Saturday, July 26th, 2014
By Shelley Grieshop
Self-test breath machines hit area taverns
Bar owners say checks raise awareness, others contend it's just game for patrons
  COLDWATER - Hanging on a wall in a local watering hole, several feet from suds-sipping patrons, is a device that could save a life.
The self-serve, blood-alcohol analysis machine inside McSober's Saloon has one purpose: to deter customers from drinking and driving.
"It's about knowing where you're at," bar owner Mike Moorman said. "If you're too drunk, you better knock it off before you do something stupid."
In Ohio, it is illegal for motorists to drive with a blood-alcohol content of .08 or above. For $1, customers can blow into the solid-steel Alco-Checkpoint unit - similar to a Breathalyzer used by law enforcement - to learn their estimated BAC.

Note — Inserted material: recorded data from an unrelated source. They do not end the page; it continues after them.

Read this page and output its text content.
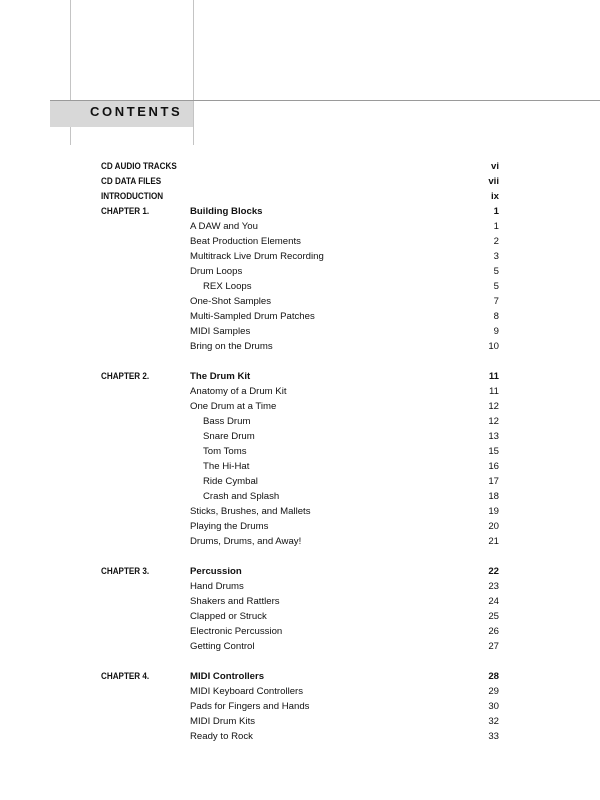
CONTENTS
CD AUDIO TRACKS	vi
CD DATA FILES	vii
INTRODUCTION	ix
CHAPTER 1.	Building Blocks	1
A DAW and You	1
Beat Production Elements	2
Multitrack Live Drum Recording	3
Drum Loops	5
REX Loops	5
One-Shot Samples	7
Multi-Sampled Drum Patches	8
MIDI Samples	9
Bring on the Drums	10
CHAPTER 2.	The Drum Kit	11
Anatomy of a Drum Kit	11
One Drum at a Time	12
Bass Drum	12
Snare Drum	13
Tom Toms	15
The Hi-Hat	16
Ride Cymbal	17
Crash and Splash	18
Sticks, Brushes, and Mallets	19
Playing the Drums	20
Drums, Drums, and Away!	21
CHAPTER 3.	Percussion	22
Hand Drums	23
Shakers and Rattlers	24
Clapped or Struck	25
Electronic Percussion	26
Getting Control	27
CHAPTER 4.	MIDI Controllers	28
MIDI Keyboard Controllers	29
Pads for Fingers and Hands	30
MIDI Drum Kits	32
Ready to Rock	33
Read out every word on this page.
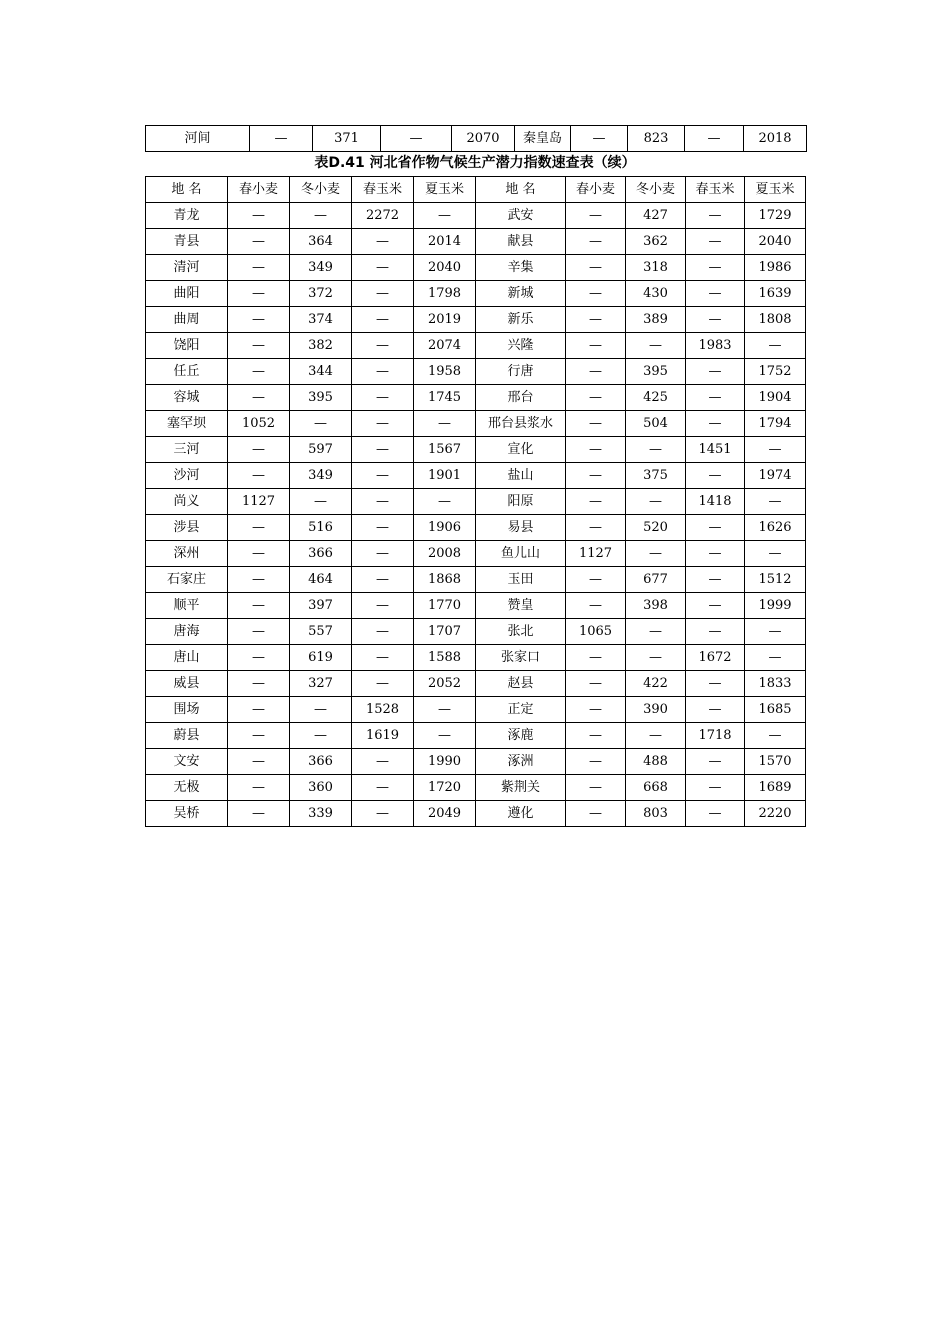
河间	—	371	—	2070	秦皇岛	—	823	—	2018
表D.41 河北省作物气候生产潜力指数速查表（续）
地 名	春小麦	冬小麦	春玉米	夏玉米	地 名	春小麦	冬小麦	春玉米	夏玉米
青龙	—	—	2272	—	武安	—	427	—	1729
青县	—	364	—	2014	献县	—	362	—	2040
清河	—	349	—	2040	辛集	—	318	—	1986
曲阳	—	372	—	1798	新城	—	430	—	1639
曲周	—	374	—	2019	新乐	—	389	—	1808
饶阳	—	382	—	2074	兴隆	—	—	1983	—
任丘	—	344	—	1958	行唐	—	395	—	1752
容城	—	395	—	1745	邢台	—	425	—	1904
塞罕坝	1052	—	—	—	邢台县浆水	—	504	—	1794
三河	—	597	—	1567	宣化	—	—	1451	—
沙河	—	349	—	1901	盐山	—	375	—	1974
尚义	1127	—	—	—	阳原	—	—	1418	—
涉县	—	516	—	1906	易县	—	520	—	1626
深州	—	366	—	2008	鱼儿山	1127	—	—	—
石家庄	—	464	—	1868	玉田	—	677	—	1512
顺平	—	397	—	1770	赞皇	—	398	—	1999
唐海	—	557	—	1707	张北	1065	—	—	—
唐山	—	619	—	1588	张家口	—	—	1672	—
威县	—	327	—	2052	赵县	—	422	—	1833
围场	—	—	1528	—	正定	—	390	—	1685
蔚县	—	—	1619	—	涿鹿	—	—	1718	—
文安	—	366	—	1990	涿洲	—	488	—	1570
无极	—	360	—	1720	紫荆关	—	668	—	1689
吴桥	—	339	—	2049	遵化	—	803	—	2220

Moorman said the machine was placed about 20 feet from the front door prior to the Fourth of July weekend. The manufacturer installs them for free, calibrates the units every three months and collects 100 percent of the profit.
Moorman's sole purpose for having one is to bring "awareness" to the issue of drunken driving, he said. The reaction from customers has been mixed, depending mostly on age, he said.
"Older ones seem to understand why it's here. Younger ones just think it's cool," Moorman said.
The most frequent users have been 26- to 40-year-olds, he added.
The machine includes a waiver statement that explains its limitations. It does not record results and cannot be used in a court of law to defend or prosecute anyone.
The digital equipment, according to manufacturers, place no liability on businesses. St. Marys attorney Ken Hitchen, who has represented several area bars for years, said the machines are not certified and are strictly for "entertainment" purposes.
"They had these machines around years ago," he said.
Hitchen said the wall units - often surrounded by pool tables and juke boxes - have the same flaws he sees in the ones used by law enforcement, even when tested in controlled settings.
Mercer County Sheriff Jeff Grey said he hopes the public doesn't take the results of the Alco-Checkpoints too seriously.
"I certainly don't think anyone should rely on one to make a decision about driving," he said.
Michelle Homan, owner of Shockers Bar & Grill near Montezuma, said she worries some customers will use her new machine to see who can register the highest BAC.
"I didn't put it in for a binge-drinking game," she said. "We'll discourage that."
Her Alco-Checkpoint was installed near the bar three weeks ago. She believes it's a "bartender's tool" to help people determine if they should be getting behind the wheel. Often patrons believe they're in better shape than they are, she said.
"Some people need to see it," she added.
She encourages customers to use it, especially those who appear tipsy, she said.
"We do everything we can do ... We call someone to come get them, take their keys, arrange rides," Homan said. "We've even taken people home."
Tom Hendricks of Celina believes the wall-mounted breath testers are worthwhile.
"(It) only needs to save one person to be a success," the 49-year-old said.
Casey Pond, 34, also of Celina, agreed.
  "People will drink and people will drive drunk, regardless," he said. "But giving people a tool to figure out if they're too drunk to drive can only lead to positive results."
Not everyone feels it's a good idea.
"If you think you need to use it to check, consider yourself too drunk to drive," 44-year-old Frank Petersen said, calling the equipment a "gimmick."
Most people will use it, then dismiss the results, said the Celina man.
"This isn't something that people will use that are out for dinner," he said. "This is targeted at the people who came with their friends to the bar. It's now 2 a.m. and someone's trying to figure out who's taking everyone home."
Petersen said he understands bar owners want to do everything possible to help people make the right choice, but the end result is "you're taking a risk."
"The one thing that I can guarantee works every time - have a driver or ask the bar to call you a ride," he said.